By Pointy Town Horse-Trough I Sat Down And Wept

“In place of a frog, we discover a point of hard, shrunken, cracked substance, neither frog nor sole. We cut the clenches and take off the relic of ignorance and barbarism, throwing it with hearty good-will into the only place fit to receive it – the pile of scrap-iron.” – John E Russell, Rational Horse-Shoeing, 1873

In this passage, Russell is clearly casting aside “ignorance and barbarism”, perhaps to atone for the mayhem caused by his earlier work Irrational Horse-Shoeing. It was the latter book which had a profound influence on Dobson, who is known to have read it from cover to cover at least forty times. Of course, the pamphleteer had no interest in horses per se – he could barely tell a Knabstrup from a Yonaguni with his glasses on – but the panting urgency of Russell’s prose style as he describes various completely bonkers approaches to shoeing horses was something Dobson spent his entire curdled and despicable life trying to match. And so should you.
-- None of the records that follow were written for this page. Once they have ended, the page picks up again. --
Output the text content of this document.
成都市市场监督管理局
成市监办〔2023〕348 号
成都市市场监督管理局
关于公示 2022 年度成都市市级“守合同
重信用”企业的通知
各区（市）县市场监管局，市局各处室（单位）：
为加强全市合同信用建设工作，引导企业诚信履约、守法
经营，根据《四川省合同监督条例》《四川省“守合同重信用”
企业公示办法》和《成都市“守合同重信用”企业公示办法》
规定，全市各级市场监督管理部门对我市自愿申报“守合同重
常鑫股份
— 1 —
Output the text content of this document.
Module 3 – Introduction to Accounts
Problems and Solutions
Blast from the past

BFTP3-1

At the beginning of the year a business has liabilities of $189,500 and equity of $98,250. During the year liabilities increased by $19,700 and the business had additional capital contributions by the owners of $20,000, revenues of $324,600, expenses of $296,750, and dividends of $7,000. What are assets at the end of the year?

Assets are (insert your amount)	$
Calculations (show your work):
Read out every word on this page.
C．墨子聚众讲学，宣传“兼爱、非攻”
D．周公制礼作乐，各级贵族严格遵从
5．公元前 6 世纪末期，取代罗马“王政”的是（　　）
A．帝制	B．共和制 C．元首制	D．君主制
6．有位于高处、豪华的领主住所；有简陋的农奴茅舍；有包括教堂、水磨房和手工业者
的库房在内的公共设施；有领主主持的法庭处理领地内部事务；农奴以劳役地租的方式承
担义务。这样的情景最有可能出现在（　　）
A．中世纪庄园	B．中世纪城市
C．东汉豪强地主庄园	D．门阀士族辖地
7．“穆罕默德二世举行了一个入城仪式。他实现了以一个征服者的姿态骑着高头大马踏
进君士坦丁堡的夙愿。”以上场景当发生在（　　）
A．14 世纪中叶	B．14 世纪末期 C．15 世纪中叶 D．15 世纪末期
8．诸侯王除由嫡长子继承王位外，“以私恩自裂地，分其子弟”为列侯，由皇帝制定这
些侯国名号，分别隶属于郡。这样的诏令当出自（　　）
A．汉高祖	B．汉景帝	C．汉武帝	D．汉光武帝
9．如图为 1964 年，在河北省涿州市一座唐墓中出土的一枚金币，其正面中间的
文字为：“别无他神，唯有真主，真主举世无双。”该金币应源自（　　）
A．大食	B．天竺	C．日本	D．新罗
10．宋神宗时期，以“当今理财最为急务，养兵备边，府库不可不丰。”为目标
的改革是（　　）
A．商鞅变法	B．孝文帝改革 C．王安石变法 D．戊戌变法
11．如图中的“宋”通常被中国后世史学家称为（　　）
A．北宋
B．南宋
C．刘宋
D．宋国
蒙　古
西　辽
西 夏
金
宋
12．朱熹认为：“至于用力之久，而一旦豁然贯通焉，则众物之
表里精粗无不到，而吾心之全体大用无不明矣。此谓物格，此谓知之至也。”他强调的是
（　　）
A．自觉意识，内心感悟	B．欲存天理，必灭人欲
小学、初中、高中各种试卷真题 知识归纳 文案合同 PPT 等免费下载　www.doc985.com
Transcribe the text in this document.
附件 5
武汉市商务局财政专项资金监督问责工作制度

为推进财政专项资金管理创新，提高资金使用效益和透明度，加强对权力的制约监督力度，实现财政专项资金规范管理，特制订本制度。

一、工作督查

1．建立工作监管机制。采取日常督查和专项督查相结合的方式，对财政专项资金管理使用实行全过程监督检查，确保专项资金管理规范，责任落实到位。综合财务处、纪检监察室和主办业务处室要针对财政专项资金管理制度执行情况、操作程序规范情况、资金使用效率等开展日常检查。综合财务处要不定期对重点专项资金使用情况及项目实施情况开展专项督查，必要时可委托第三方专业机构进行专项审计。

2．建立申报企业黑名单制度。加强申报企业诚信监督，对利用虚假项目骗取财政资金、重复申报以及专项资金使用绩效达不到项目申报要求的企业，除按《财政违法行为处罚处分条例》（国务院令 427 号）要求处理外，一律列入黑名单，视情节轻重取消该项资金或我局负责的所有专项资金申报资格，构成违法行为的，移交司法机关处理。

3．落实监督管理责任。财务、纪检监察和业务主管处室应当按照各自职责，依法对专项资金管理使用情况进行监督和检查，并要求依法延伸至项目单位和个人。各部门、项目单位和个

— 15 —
One thought on “By Pointy Town Horse-Trough I Sat Down And Wept

  1. Rhodes Gunnarsson, the noted Icelandic farrier-in-exile, favoured the enclosing of the horse in wood on all sides with perhaps ten inches to spare (effectively a horse-shaped box, or horse-box) which was airtight apart from a U-shaped hole at the top, into which enough horseshoes were fed to fill the remaining horseless cavity of the box up to about halfway.
    It is a testament to the Icelandic horse’s unflappable character that during this whole process the box’s occupant remained quiet. Confused perhaps, but not alarmed. Even when the whole apparatus was winched up in the air and dropped into a bronze house-sized steam-tombola the stolid pony retained its quizzical solemnity. Not even after the tombola was activated and the box rolled and banged and crashed around inside did the horse cry out or make any attempt to escape the fearsome clangour.
    And when after one week the tombola was finally halted, and the horse-box emerged from the chute, and the box was dismantled, the horse stood there, serenely, with what might be described as a horsey smirk. And the only horseshoes left were those on the feet of the horse, and they produced a brilliant shine the like of which challenged the moon, made night into day, and drew delighted crowds from the neighbouring valleys.
    Sadly, Gunnarsson fell foul of the ancient Icelandic law when, on returning from a gymkhana in Norway with a clutch of trophies won by the seemingly magical prowess his horseshoes conferred on their wearers, he was halted at customs. Being blind and deaf since the age of five, he was oblivious of the fact that centuries-old Icelandic legislation prevents any Icelandic horse from returning to the island once it has been taken to another country.
    Nobody knows what became of Gunnarsson after his clash with the authorities. Some say that his method of shoeing gave his ponies the ability to gallop over water, and that he plies the seas looking for sailors who need ironwork replacing – a bedstead perhaps, or a front gate. And some say he floats still, on a raft made of bronze, off the coast of Iceland, with his horses, and their trophies, and their shiny, shiny shoes.